"These can be aptly compared with the challenges, problems, and insights of particle physics": For this survey, I decided to start with some historical background, and so I went back to the famous ALPAC report. [...] This report is mainly remembered as a rather negative assessment of the quality, rate of progress, and economic value of research on Machine Translation. It's widely credited with eliminating, for more than two decades, nearly all U.S. Government support for MT research. [...] However, I had forgotten — if I ever knew — that as the title "Computers in Translation and Linguistics" suggests, the ALPAC report had another and more positive message. Here's a sample:
Today there are linguistic theoreticians who take no interest in empirical studies or in computation. There are also empirical linguists who are not excited by the theoretical advances of the decade–or by computers. But more linguists than ever before are attempting to bring subtler theories into confrontation with richer bodies of data, and virtually all of them, in every country, are eager for computational support.(Via Language Log.)
Read Mark's whole post. But I can't resist the feeling that Mark is being too charitable towards ALPAC, who seem to have predicted the future of natural language processing exactly wrong. Use of computational methods and large corpora in linguistics is still the exception, while (statistical) machine translation is arguably the area of language processing that is making the most remarkable progress. At this year's ACL meeting, the pervasive impact of the core idea of statistical MT — mining co-occurrences in text to discover language units and unit correspondences - not only in advancing MT but also in many other areas of natural language processing. And statistical MT has generated new demand for advances in robust language analysis methods, as the recent progress of MT methods based on statistical grammars shows.

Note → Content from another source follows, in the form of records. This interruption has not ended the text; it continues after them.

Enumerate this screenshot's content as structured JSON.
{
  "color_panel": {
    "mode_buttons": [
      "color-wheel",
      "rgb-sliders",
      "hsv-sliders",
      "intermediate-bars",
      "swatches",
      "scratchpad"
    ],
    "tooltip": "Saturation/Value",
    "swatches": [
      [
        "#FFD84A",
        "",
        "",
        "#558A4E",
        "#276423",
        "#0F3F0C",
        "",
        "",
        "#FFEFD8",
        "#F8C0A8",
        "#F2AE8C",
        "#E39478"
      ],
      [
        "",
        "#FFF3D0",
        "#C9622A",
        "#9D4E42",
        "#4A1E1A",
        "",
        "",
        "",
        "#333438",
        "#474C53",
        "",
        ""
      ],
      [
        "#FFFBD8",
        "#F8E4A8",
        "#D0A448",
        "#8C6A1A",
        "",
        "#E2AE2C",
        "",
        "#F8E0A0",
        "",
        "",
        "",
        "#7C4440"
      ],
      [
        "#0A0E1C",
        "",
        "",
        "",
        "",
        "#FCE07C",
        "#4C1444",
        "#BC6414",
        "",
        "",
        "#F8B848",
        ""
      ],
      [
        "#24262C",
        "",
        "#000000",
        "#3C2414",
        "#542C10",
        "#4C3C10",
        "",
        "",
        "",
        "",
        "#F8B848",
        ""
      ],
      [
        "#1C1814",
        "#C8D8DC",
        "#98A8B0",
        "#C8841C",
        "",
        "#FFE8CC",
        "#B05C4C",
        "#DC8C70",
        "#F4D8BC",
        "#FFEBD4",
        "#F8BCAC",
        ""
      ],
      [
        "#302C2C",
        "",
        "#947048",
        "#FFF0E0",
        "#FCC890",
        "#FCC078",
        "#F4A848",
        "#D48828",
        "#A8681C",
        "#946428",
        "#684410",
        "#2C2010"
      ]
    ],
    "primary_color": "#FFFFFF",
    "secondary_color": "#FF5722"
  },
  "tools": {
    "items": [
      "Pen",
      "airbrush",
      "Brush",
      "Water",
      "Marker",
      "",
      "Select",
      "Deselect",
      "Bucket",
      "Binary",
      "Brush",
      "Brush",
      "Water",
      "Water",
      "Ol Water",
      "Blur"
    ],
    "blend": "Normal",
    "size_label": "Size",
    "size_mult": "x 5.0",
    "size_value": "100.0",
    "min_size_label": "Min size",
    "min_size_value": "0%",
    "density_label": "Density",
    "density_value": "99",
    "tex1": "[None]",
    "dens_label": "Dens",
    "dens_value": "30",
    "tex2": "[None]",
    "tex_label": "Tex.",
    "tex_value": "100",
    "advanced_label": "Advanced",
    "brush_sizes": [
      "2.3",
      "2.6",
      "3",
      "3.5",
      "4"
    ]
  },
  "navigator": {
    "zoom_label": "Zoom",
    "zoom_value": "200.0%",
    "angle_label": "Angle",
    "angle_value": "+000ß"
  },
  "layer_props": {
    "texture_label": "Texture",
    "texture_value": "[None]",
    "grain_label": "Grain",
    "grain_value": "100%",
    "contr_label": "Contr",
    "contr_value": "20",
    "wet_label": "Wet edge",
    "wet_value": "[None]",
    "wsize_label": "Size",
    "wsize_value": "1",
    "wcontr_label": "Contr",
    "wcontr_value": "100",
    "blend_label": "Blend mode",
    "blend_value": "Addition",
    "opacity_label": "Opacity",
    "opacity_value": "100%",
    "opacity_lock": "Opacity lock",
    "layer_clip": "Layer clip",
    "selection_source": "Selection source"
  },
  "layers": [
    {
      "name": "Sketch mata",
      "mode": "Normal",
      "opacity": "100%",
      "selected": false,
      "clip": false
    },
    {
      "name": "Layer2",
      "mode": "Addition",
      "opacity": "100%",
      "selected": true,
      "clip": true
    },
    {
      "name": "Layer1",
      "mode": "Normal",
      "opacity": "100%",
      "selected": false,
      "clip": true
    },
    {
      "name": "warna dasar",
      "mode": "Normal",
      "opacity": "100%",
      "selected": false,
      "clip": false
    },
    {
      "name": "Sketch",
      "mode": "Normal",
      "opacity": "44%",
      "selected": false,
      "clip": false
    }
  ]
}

It's interesting how ALPAC could have gotten it so wrong. The main methods and metaphors of statistical MT are based on ideas from communication theory and (implicitly) from cryptology that should have been very natural to Pierce and his colleagues. Instead, they seemed to be captured by the formal syntax revolution in linguistics, and they expected that the main line of progress would be developing detailed linguistic theories and analyses. Twenty years later, the contrast between steady measurable advances in statistical speech recognition — which drew heavily from those communication theory/crypto ideas — and the relative floundering of symbolic methods in AI and language processing finally undid ALPAC and sent renewed DARPA funding into corpus collection and annotation, statistical NLP, and crucially statistical MT. Today, there's still very limited use of computational methods in core linguistic research, but you can get free machine translation services online that are getting steadily better by mining ever growing data with statistical learning methods.
I'm sometimes asked by for specific examples of linguistic insights that statistical methods provide.
The story I currently tell is that statistics is about inference, and statistical methods have given us a deeper understanding of inferential processes involving language, such as parsing and language acquisition.
Maybe this is enough. But I'd like to offer something more immediate and compelling.
In the early days of generative grammar Chomsky presented a number of now-famous examples that followed from the theory he was developing. You might not agree with or even understand the theory, but it was hard not to accept that e.g. in "John promised/persuaded Bill to shave himself" the referent of "himself" depends on the choice of verb.
Is there anything similarly compelling that statistical research on language can offer? (Saying that speech recognizers only work because they use statistical methods really doesn't cut it).